Thursday, October 13, 2011

SUPER HYBRID (2010)


THE CARD:

Shannon “Super Final Girl” Beckner, Oded “Super Jerk” Fehr, Ryan “Super Brain” Kennedy”, Melanie “Super Rack” Papalia, Adrien “Super Pant Soaker” Dorval and Super “Not Really A” Hybrid.

More details here.

THE ANGLE: 

A sleek but strange black sedan stalks the streets of Chicago searching for victims to lure inside its eerie interior to be strangled by obsidian tentacles, ripped apart with razor sharp teeth, and consumed by soft Corinthian leather.  And it will take more than Ricardo Montalban’s latin lover accent and good posture to make this cursed Cordoba sell. 

The car of your nightmares can be yours for All Your Body Parts Down, A Pint of Blood a Month (on Approved Credit)

After devouring a couple of low octane teens out for a night on the town, the car is flattened in an accident and has to be impounded at a city garage.  The garage employees led by dick boss Ray (Fehr) prepare for the garage’s closure for remodeling and will spend the night clearing out the joint. So the car is tucked in a corner somewhere where it waits, and watches.

Blood Vision is a (Death) Dealer Incentive

The car repairs itself and possesses the ability to shape-shift into various car models - mostly American because monstrous vehicles that digest Cubs fans is what made this country great, damn it! Anyway, it messes with the mechanics' heads, morphing into your Grandpa’s Caddy, your Mom’s station wagon, and your penile-challenged dick neighbor’s pick-up truck.  Bored with the games, it starts picking off the garage staff one by one.

Talk about your sticker shock. HA! HA! Heh …

Twenty-six minutes into the movie, we are presented with “it’s an ancient predator who mimics” theory as to the origin of the car.  I know, you’ve heard it all before.  

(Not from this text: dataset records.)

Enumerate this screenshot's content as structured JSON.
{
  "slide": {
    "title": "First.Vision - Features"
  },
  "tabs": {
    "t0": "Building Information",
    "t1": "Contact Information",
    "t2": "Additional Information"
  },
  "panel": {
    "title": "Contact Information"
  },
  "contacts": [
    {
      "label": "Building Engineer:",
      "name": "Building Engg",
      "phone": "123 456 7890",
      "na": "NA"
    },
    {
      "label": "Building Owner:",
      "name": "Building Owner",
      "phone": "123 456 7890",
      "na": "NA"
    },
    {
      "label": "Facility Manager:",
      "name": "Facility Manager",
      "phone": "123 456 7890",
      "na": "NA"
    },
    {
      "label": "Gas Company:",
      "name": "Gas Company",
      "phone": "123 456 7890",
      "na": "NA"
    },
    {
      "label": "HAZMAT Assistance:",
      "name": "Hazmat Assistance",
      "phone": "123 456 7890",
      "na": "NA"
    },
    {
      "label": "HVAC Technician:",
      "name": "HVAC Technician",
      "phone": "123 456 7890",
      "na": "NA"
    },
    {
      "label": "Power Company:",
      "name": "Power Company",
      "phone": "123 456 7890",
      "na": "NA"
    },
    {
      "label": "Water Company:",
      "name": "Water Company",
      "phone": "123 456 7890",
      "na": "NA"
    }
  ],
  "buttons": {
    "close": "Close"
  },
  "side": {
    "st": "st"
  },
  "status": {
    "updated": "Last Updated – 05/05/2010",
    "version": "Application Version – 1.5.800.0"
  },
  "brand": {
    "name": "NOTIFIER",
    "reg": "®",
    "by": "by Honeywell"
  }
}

The new 2012 Pontiac Cthulhu.

Female mechanic and car expert Tilda (Beckner), her nephew Bobby (Kennedy), sultry sarcastic secretary Maria (Papalia), and Ray are the last ones standing after the car’s all-you-can-eat demolition derby.  And it’s a scramble against time, the creature’s voracious hunger for blood, and rising oil prices to stop the Super Hybrid from being so Hybridy!*

“The Goddamned Consumer Goddamned Reports is gonna hear about this one!”

*Dude, it’s totally not a hybrid!

THE FINISHER:

I must admit that my heart skipped a beat when I read the tagline “The New Generation of Killer Car Movies is Here” on Super Hybrid’s DVD cover.  Finally, a triumphant 21st century return to a much maligned and forgotten subgenre!  Oh the running-down of dopey shoddily dressed gear heads!  Oh the promise of turbo-charged gore!  Oh the obvious technological metaphors!  And it’s directed by Eric Valette who made the not-completely terrible One Missed Call remake and it’s written by a guy named Benjamin Carr.  His name is CARR!  Super Hybrid starts off strong with a cool overhead shot of Chicago and appropriate music tailored for possible vehicular manslaughter.  Wonder of wonders I thought to myself, how could this go wrong?  Well, the question really is not how but how soon. Turns out, it took 26 minutes.  That’s when we learn that the car is a mighty morphing squid of some kind.  Skipped heart broken.  Oh, and it’s not a hybrid at all.  I know this because it did not morph into a smug ironic-glasses-wearing prick.  Beset by a total lack of gore and the budgetary aesthetics of a SYFY Original, the movie degenerates into a predictable spookshow in a car garage and not fuel-injected massacre of my dreams.  But it’s not a complete loss.  The finale is action-packed and enjoyable despite the poor CG effects.  In the end, what’s baffling is why the makers stuck to a PG-13 rating.  Were they anticipating a quick sale to SYFY?  Maybe, who knows?  In the end, the thirsty Super Hybrid may have a penchant for red but if the makers had made a blood-soaked thrill ride instead, they would’ve seen a lot more green.